The Pre-Upload Checklist

Main Image (MAIN)

  • [ ] Background is pure white. Not off-white, not light gray. RGB 255,255,255. Check with an eyedropper tool or use AI background removal that guarantees pure white.
  • [ ] Product fills 85%+ of the frame. Measure it: the product should occupy at least 85% of the image area. When in doubt, crop tighter.
  • [ ] No text anywhere. No brand name overlay, no feature callouts, no "NEW!" badge. The only text allowed is text that's physically on the product (like a label).
  • [ ] No logos or watermarks. Not even your own brand logo as an overlay.
  • [ ] No borders or frames. No colored borders, no rounded corners, no decorative frames.
  • [ ] No props. Nothing in the image except the product itself. No hands, no surfaces, no accessories (unless included in the purchase).
  • [ ] Product is the actual product. No illustrations, no 3D renders, no placeholder images.
  • [ ] Resolution is 1600px+ on the longest side. This enables zoom. Technically 1000px is the minimum, but without zoom your listing is handicapped.
  • [ ] Image is sharp. Zoom to 200% and check. If it's blurry at 200%, it might get flagged.
  • [ ] Color space is sRGB. Check in your image editor's export settings.
  • [ ] File is JPEG or PNG. JPEG is preferred for smaller file size.

Secondary Images (PT01-PT08)

  • [ ] Same resolution as main image. Consistency matters.
  • [ ] No offensive content. Obviously.
  • [ ] Text is readable. If you have infographic text, make sure it's legible at mobile viewing size.
  • [ ] Lifestyle images are appropriate. No misleading scenarios, no inappropriate settings.

All Images

  • [ ] File size under 10MB. Amazon's limit. Keep it under 5MB for faster loading.
  • [ ] Correct aspect ratio. 1:1 (square) is standard. Non-square images get cropped.
  • [ ] No duplicate images. Each image should show something different.

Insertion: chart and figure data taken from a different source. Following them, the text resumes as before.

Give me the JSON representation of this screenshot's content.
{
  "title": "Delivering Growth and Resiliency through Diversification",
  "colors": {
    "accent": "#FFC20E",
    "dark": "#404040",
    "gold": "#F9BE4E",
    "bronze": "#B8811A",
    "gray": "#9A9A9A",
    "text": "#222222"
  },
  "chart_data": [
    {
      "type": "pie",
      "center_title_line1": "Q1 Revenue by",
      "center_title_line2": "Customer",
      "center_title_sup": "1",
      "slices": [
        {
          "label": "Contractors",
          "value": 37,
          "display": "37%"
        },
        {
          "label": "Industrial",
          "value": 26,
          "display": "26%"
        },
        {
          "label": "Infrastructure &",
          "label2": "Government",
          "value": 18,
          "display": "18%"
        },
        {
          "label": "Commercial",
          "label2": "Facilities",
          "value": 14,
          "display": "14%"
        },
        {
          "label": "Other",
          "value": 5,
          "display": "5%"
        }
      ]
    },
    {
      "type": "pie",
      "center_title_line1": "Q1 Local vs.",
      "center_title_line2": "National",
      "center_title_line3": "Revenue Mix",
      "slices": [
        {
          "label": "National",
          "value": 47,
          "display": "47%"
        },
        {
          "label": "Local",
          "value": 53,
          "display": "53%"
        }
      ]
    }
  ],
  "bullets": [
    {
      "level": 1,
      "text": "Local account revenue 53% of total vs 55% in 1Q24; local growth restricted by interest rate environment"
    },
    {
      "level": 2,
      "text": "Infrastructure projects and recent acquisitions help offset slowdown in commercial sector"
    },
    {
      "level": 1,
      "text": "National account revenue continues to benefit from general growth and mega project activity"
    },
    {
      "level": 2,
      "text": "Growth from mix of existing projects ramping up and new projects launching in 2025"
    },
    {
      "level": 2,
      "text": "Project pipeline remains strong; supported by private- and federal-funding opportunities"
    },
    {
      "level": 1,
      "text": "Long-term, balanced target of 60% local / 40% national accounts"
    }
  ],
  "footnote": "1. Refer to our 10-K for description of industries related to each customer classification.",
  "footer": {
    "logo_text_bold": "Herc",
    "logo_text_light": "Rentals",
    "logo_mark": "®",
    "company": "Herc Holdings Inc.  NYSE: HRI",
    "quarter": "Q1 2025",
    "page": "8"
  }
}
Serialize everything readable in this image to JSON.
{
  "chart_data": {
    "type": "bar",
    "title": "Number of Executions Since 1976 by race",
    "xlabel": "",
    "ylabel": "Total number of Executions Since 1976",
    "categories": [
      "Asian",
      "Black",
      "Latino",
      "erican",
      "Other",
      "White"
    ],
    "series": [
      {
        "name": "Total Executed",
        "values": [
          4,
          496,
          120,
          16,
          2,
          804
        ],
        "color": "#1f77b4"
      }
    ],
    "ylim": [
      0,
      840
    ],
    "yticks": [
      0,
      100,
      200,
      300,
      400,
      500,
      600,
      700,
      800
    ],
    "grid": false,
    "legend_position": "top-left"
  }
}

The Most Common Rejection Reasons (And How to Fix Them)

"Background is not white"

The problem: Your background is close to white but not exactly 255,255,255. This is the #1 rejection reason.

The fix: Use AI background removal. Tools like pic1.ai output mathematically pure white backgrounds. If you're doing it manually, paint the background white in Photoshop and verify with the eyedropper tool.

Pro tip: Check multiple points on the background, especially corners and edges. Sometimes the center is white but the edges are slightly gray due to lighting falloff.

"Image contains text or graphics"

The problem: You have text overlays, badges, or graphics on your main image.

The fix: Remove all overlays from the main image. Save them for secondary images (PT01-PT08) where text is allowed.

Gotcha: Amazon sometimes flags text that's physically printed on the product (like a brand name on a label). If this happens, appeal — text that's part of the product is allowed.

"Product does not fill enough of the image"

The problem: Too much white space around the product.

The fix: Crop tighter or resize the product within the image. Aim for 85-90% fill.

"Image quality is too low"

The problem: Blurry, pixelated, or noisy image.

The fix: Re-shoot at higher resolution with better lighting. If the source image is good but the upload is blurry, check that you're not accidentally compressing the image during export.

The Appeal Process

If you believe your image is compliant but it got rejected:

  1. Go to Seller Central → Performance → Account Health
  2. Find the suppressed ASIN
  3. Click "Edit" and re-upload the same image (sometimes the automated checker gives different results on re-upload)
  4. If re-upload doesn't work, submit a case to Seller Support explaining why the image meets requirements

In my experience, about 30% of rejections are false positives that resolve on re-upload. The automated checker isn't perfect.

My Zero-Rejection Workflow

  1. Shoot at maximum resolution (48MP)
  2. Process through pic1.ai with Amazon preset (guarantees white background, proper fill, correct size)
  3. Run through the checklist above
  4. Check on my phone (mobile preview)
  5. Upload

The checklist adds about 2 minutes per product. The time saved from zero rejections (no re-shooting, no re-uploading, no lost sales from suppressed listings) is worth hours per month.